By concatenating multiple optical files, it is possible to track the activity of individual neurons over multiple imaging sessions. The top traces show 10 of the 45 neuronal independent components returned by ICA performed on a file concatenated from 5 separate optical files acquired from the dorsal pedal ganglion of Tritonia over 24 min. The different optical recording files are shown separated by spaces. The bottom traces show intracellular recordings from 2 impaled pedal ganglion neurons that were acquired simultaneously with the optical data.

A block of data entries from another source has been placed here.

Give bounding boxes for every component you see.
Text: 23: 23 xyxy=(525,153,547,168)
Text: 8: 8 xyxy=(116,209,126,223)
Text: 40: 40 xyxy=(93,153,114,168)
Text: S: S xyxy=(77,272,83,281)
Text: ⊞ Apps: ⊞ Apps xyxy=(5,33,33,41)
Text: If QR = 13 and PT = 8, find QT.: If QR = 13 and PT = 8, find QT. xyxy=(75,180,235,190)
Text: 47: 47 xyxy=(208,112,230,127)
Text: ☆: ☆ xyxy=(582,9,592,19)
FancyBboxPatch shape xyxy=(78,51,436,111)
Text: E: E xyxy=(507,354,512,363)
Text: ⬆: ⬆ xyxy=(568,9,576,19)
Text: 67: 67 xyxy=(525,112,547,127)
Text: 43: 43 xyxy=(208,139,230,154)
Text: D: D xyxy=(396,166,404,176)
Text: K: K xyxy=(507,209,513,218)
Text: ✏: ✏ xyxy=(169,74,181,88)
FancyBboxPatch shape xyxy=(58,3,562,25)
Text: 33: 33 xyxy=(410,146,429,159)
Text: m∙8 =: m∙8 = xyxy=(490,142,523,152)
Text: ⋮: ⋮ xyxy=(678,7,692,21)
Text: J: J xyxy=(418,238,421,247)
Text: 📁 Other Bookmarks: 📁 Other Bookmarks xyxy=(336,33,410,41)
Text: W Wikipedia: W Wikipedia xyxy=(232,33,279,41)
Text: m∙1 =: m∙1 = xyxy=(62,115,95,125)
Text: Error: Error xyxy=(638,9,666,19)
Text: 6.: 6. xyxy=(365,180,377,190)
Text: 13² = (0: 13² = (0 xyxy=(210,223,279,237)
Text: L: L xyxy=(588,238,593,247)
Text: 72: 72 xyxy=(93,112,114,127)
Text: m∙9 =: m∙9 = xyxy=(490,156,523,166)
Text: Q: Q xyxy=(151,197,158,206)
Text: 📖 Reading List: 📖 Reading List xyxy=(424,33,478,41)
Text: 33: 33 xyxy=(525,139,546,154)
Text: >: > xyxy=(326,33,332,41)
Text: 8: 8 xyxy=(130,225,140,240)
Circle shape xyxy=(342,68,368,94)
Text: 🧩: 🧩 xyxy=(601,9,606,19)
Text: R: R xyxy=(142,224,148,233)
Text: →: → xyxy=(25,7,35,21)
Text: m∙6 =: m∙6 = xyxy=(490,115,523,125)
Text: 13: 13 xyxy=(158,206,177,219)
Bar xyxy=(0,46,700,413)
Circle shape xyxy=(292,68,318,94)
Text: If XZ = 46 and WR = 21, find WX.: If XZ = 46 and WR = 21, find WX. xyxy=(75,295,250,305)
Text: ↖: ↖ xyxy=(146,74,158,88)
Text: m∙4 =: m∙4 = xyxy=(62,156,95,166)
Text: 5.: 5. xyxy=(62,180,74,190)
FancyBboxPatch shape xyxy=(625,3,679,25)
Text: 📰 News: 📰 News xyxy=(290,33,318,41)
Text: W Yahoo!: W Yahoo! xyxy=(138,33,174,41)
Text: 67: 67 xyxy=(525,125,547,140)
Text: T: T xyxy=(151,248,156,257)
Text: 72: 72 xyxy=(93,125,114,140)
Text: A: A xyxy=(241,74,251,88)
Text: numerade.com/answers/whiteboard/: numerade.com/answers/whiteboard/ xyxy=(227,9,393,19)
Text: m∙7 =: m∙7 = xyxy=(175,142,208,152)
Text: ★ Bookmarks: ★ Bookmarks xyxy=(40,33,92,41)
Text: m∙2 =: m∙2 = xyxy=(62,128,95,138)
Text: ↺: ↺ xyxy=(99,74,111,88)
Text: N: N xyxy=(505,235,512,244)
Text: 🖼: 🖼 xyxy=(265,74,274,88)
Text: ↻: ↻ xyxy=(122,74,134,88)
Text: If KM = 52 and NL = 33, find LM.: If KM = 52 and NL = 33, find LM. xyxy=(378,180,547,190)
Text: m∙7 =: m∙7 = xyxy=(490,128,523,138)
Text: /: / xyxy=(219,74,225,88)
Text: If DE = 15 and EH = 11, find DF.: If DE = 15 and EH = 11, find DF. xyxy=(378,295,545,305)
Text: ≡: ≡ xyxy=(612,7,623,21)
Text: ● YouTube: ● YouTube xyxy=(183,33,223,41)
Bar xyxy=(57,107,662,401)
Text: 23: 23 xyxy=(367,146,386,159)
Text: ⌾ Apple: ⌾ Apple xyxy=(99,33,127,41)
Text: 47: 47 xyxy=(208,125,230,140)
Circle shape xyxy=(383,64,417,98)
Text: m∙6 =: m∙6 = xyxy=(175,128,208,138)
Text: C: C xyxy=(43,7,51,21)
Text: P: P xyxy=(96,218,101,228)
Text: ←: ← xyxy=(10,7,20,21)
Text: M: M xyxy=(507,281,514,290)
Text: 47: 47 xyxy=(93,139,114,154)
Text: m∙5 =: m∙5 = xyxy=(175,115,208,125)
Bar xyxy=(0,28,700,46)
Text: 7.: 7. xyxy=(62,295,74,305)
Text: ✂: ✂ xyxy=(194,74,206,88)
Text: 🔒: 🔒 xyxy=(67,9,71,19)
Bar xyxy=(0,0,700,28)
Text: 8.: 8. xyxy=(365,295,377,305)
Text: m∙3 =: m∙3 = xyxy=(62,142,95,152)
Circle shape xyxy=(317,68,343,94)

The red intracellular recording trace corresponds exactly, spike-for-spike, to the red component and the green intracellular recording trace corresponds exactly, spike-for-spike, to the green component. In optical files 1, 2, and 4, current was injected into the impaled neurons to make them fire action potentials and in optical files 3 and 5, a swim motor program was elicited by pedal nerve 3 stimulation (10 V, 10 Hz, 2 s, 5 ms pulses, stimuli indicated by arrows).

Fig. 7.

ICA removes optical artifacts. Ai: pre-ICA. In an experiment imaging a nerve-evoked rhythm in the pedal ganglion of Aplysia, several diodes contain action potentials as well as large optical artifacts. Diode numbers are shown on the left. Aii: intracellular recording of a pedal ganglion neuron. Aiii: among the neuronal independent components returned by ICA is one containing the activity of a single neuron that generated most of the spikes in the optical data shown in Ai and that corresponds exactly to the intracellular recording shown in Aii. Another component returned by ICA contains the artifacts present in the optical data shown in Ai. The arrow indicates the stimulus given to pedal nerve 9 (10 V, 5 ms pulses, 10 Hz, 2 s).